As part of the Pan-Cancer Analysis of Whole Genomes Consortium, researchers analysed the whole genomes of tumour samples from over 2,600 patients. Here, the team identified a high prevalence of intra-tumour heterogeneity.
Intra-tumour heterogeneity
As cancers evolve, they accumulate somatic mutations. Some of these mutations are drivers that confer fitness advantages to the cells. This leads to clonal expansion. Intra-tumour heterogeneity (ITH) is the result of late clonal expansions, spatial segregation and incomplete selective sweeps that lead to genetically distinct cellular populations. While clonal mutations are shared by all cancer cells, subclonal mutations are only present within a subset.
ITH is a key clinical challenge. It provides genetic variations that not only drive cancer progression but can also lead to the emergence of drug resistance.
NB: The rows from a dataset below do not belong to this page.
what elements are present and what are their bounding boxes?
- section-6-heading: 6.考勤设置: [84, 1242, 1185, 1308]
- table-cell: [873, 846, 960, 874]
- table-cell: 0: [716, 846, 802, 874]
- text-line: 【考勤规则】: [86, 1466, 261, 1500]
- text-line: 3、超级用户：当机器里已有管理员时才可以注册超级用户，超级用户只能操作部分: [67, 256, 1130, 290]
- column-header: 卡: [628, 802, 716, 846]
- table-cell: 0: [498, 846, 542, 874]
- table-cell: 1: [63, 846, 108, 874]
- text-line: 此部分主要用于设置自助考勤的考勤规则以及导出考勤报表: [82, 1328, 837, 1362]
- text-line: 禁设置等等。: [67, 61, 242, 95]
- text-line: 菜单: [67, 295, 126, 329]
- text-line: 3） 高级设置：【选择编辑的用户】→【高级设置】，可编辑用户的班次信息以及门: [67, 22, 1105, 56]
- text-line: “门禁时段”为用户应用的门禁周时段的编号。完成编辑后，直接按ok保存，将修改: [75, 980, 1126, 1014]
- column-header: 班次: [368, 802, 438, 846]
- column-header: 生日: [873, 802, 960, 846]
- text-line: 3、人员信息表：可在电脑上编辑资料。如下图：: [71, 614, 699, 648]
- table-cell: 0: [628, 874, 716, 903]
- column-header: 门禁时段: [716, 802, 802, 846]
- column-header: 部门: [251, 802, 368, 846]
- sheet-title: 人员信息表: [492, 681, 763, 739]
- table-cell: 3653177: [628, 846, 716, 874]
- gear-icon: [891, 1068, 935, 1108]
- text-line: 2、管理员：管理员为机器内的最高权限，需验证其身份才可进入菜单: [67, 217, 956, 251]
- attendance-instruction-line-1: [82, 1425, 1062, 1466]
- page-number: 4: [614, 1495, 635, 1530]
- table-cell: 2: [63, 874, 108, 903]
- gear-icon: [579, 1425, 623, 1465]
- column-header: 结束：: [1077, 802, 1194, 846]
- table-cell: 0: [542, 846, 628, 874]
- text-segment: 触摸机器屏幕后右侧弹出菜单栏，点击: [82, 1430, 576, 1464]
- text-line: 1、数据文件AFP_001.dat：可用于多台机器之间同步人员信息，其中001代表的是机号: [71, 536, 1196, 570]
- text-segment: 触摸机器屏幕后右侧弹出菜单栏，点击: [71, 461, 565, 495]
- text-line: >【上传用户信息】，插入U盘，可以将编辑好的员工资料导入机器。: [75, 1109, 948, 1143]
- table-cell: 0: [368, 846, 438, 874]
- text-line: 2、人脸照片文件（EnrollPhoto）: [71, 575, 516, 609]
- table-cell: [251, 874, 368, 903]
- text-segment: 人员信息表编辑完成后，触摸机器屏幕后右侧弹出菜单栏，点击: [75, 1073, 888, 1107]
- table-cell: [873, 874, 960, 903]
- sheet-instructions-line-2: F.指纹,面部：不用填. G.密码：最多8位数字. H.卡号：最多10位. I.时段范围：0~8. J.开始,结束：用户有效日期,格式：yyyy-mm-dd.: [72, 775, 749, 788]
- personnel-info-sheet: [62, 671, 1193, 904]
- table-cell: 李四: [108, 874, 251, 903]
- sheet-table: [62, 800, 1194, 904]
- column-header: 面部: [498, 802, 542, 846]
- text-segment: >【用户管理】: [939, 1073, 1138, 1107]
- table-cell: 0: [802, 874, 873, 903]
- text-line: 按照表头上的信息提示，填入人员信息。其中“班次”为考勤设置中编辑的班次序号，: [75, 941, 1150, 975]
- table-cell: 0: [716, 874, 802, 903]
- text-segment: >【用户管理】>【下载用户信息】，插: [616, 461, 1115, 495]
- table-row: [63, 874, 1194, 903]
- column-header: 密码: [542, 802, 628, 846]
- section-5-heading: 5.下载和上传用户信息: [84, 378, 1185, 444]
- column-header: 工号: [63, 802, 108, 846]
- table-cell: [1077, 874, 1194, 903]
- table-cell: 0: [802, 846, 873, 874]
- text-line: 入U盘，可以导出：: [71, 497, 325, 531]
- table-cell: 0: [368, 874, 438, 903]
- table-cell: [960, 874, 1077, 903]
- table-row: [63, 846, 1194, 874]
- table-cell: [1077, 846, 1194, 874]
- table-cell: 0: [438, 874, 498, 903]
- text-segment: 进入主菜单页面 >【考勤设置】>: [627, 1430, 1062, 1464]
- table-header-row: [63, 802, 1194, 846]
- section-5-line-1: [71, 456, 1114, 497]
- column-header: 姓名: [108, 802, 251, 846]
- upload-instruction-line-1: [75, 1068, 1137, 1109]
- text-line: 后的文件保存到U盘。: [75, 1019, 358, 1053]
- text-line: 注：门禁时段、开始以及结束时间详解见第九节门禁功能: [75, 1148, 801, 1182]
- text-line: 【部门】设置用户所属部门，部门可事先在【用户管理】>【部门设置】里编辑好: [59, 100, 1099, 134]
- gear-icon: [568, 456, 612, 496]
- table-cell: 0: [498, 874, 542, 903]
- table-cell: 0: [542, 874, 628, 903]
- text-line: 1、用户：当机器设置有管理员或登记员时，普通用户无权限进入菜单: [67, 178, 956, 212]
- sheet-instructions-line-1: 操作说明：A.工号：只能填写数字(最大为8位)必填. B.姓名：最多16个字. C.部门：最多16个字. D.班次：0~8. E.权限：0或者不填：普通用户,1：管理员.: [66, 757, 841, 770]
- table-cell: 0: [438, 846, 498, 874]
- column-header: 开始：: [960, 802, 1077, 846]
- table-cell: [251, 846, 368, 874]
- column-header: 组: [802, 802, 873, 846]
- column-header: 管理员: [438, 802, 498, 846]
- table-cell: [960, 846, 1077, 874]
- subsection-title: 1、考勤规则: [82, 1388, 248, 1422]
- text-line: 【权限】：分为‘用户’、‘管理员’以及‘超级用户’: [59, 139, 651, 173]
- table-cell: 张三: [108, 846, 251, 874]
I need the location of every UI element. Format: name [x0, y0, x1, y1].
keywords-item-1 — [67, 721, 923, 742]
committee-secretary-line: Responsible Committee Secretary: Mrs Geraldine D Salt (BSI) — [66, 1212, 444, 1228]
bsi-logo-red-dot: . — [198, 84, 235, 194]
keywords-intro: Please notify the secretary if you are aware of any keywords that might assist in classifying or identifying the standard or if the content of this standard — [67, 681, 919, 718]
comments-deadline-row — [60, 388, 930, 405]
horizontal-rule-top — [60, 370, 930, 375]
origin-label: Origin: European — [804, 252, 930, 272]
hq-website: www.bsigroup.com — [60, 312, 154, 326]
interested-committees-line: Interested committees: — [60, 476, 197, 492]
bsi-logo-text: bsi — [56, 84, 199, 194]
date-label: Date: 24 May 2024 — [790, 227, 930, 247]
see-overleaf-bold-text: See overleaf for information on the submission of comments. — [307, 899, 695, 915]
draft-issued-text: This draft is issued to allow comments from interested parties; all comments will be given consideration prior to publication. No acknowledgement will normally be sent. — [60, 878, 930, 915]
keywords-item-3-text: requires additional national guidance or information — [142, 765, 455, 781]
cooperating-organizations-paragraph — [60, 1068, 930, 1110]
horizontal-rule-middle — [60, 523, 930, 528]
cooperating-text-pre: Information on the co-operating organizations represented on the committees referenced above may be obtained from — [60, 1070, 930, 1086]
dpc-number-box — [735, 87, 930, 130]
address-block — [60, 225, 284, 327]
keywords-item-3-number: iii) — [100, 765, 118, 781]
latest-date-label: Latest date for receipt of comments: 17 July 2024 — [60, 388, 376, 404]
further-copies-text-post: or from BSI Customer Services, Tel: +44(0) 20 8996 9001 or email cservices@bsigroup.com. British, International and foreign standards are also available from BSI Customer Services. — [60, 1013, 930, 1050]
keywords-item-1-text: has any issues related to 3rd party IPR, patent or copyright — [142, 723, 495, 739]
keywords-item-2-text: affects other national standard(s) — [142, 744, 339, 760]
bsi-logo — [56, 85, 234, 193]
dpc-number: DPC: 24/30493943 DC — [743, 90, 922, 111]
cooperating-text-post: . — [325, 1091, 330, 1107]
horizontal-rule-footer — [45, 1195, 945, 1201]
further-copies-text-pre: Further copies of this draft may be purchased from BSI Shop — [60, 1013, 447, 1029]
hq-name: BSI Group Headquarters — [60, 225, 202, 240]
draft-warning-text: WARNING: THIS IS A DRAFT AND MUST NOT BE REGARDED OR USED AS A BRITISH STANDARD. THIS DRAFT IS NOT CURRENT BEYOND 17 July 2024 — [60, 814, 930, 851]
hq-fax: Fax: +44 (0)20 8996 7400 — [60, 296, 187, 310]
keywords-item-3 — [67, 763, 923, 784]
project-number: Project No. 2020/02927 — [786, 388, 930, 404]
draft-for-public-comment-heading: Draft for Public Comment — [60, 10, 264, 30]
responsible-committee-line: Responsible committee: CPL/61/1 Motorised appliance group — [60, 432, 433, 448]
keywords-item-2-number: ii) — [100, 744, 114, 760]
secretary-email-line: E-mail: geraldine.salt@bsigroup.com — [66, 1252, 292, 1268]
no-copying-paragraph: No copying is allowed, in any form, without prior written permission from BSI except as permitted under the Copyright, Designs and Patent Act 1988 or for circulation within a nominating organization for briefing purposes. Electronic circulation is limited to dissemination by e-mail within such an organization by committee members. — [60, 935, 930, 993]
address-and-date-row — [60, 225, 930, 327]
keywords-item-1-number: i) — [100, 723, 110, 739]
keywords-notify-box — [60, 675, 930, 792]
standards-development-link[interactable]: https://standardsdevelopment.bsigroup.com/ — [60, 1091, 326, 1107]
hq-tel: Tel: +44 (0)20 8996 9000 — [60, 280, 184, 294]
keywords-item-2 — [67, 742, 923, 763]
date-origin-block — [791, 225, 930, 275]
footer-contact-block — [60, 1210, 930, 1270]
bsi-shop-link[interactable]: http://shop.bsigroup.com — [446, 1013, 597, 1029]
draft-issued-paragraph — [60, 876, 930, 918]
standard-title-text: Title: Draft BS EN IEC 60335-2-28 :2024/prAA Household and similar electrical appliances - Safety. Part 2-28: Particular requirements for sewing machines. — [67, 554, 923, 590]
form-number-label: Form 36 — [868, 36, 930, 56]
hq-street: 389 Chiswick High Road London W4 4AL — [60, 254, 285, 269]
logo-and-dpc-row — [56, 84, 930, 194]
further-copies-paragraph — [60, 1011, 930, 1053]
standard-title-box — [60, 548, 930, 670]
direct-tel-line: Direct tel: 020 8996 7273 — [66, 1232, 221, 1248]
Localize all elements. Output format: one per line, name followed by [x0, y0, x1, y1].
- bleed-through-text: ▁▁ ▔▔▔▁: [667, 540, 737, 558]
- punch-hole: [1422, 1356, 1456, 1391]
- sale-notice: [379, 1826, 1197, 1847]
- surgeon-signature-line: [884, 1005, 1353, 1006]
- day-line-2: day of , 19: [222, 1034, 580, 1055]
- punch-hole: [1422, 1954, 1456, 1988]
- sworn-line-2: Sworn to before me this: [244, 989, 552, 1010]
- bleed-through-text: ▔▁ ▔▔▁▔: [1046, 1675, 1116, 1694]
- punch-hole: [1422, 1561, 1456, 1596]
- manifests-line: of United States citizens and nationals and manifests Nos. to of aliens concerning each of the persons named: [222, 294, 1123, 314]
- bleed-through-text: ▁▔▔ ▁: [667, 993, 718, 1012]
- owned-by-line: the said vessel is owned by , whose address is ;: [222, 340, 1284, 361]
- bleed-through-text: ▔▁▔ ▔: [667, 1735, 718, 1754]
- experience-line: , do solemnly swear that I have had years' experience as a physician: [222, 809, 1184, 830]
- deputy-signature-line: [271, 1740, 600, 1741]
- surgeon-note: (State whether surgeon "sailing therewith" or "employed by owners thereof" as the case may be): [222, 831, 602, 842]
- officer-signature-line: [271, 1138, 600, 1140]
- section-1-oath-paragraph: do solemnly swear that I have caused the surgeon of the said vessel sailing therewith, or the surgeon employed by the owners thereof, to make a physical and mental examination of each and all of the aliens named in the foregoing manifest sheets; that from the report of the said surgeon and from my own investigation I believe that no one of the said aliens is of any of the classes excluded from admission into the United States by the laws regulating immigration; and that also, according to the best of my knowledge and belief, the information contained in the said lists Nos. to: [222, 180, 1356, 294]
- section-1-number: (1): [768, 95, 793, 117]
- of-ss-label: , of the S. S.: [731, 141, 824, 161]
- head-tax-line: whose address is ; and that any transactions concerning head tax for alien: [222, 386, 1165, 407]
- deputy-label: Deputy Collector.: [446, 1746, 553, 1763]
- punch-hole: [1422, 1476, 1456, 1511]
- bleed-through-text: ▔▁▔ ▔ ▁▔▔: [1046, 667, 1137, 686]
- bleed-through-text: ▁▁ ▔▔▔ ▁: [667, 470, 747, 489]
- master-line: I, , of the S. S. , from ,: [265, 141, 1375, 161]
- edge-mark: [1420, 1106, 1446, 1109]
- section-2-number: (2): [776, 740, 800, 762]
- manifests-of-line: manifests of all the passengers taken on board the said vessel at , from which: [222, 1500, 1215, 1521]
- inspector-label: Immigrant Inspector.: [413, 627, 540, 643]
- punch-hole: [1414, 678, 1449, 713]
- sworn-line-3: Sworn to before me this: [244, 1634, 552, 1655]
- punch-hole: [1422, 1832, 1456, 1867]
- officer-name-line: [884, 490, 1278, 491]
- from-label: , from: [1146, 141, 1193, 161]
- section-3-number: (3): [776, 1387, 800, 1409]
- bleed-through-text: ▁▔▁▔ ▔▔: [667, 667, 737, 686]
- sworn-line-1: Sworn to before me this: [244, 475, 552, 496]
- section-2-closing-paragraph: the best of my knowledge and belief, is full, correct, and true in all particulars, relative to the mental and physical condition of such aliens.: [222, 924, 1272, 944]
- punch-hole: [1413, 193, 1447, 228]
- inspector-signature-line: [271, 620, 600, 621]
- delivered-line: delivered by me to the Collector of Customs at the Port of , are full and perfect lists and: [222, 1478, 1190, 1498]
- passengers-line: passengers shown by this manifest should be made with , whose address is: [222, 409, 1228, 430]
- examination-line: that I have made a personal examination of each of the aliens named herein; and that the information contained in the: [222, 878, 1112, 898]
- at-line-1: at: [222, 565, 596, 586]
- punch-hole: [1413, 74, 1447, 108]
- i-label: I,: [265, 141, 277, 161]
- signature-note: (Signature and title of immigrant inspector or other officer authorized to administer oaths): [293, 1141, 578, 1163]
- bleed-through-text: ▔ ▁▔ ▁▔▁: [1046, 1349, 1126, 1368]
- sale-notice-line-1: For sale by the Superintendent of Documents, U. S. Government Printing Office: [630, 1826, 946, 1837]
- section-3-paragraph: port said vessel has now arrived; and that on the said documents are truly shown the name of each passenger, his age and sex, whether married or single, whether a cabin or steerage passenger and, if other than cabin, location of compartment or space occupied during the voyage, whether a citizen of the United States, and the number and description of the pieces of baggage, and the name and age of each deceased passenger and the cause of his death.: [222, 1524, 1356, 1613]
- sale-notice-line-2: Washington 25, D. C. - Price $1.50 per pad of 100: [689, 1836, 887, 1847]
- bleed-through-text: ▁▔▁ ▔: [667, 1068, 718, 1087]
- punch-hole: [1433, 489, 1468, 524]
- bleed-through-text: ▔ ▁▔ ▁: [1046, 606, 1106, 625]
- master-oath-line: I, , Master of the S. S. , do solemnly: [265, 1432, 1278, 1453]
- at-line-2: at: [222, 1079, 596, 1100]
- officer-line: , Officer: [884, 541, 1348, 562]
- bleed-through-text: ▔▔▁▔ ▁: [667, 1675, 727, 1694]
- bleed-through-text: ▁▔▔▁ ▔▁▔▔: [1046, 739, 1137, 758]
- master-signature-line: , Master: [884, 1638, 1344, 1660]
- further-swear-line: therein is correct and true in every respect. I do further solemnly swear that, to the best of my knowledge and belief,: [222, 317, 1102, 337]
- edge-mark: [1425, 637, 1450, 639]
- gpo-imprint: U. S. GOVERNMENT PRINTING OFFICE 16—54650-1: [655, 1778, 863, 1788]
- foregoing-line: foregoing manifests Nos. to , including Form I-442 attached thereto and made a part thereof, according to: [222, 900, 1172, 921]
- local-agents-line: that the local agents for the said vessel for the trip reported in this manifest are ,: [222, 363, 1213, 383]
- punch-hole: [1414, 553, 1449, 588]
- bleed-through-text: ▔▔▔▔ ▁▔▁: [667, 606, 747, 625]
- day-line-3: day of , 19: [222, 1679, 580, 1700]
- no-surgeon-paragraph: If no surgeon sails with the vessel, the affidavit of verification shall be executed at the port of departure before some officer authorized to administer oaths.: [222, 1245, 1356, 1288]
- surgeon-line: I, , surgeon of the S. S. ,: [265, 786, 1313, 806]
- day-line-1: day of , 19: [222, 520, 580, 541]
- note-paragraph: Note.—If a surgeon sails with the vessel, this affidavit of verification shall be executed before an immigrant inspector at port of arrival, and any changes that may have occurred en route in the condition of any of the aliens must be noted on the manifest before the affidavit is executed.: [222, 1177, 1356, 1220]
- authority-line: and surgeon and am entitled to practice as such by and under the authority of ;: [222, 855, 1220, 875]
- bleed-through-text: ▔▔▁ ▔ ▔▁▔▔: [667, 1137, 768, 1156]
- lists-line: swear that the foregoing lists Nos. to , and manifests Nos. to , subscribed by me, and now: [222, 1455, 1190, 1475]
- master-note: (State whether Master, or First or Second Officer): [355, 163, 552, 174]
ITH can be used to predict progression and prognosis of disease. For example, ITH at the level of copy number alterations associates with increased risk of relapse in several cancers, including non-small cell lung cancer. To date, ITH remains poorly characterised across cancer types. There is also substantial uncertainty surrounding the selective pressures operating subclonal populations.
Cancer samples
In this paper, published in Cell, researchers analysed the whole genomes of 2,658 cancer samples, spanning 38 cancer types. They found that 95.1% of samples contained at least one identifiable subclone.
The team also observed that the levels and types of genetic changes between cancer types varied. Even within the same tumour, researchers found that the genetic architecture was widely different between subclones. They suspect that these subclones arose due to specific evolutionary pressures. These pressures can occur at different times during tumour development or within different tumour areas. This theory was supported by evidence that found that the evolution of subclones was affected by whether the genetic changes were advantageous or not. In other words, subclones with more advantageous genetic changes were more likely to develop.
Peter Van Loo, study author and group leader of the Cancer Genomics Laboratory at the Crick stated:
“Cancers are constantly changing over time, so it’s important to recognise that a sample taken from a tumour reflects a single point in time and the cancer will continue to evolve after this. They can grow into a patchwork with sections driven by different mutations and evolutionary pressures.
Understanding more about the evolution of subclones, why they develop in one direction over another, as well as how common they are, could help doctors better predict the levels of and types of variation likely to be present in a specific cancer type.”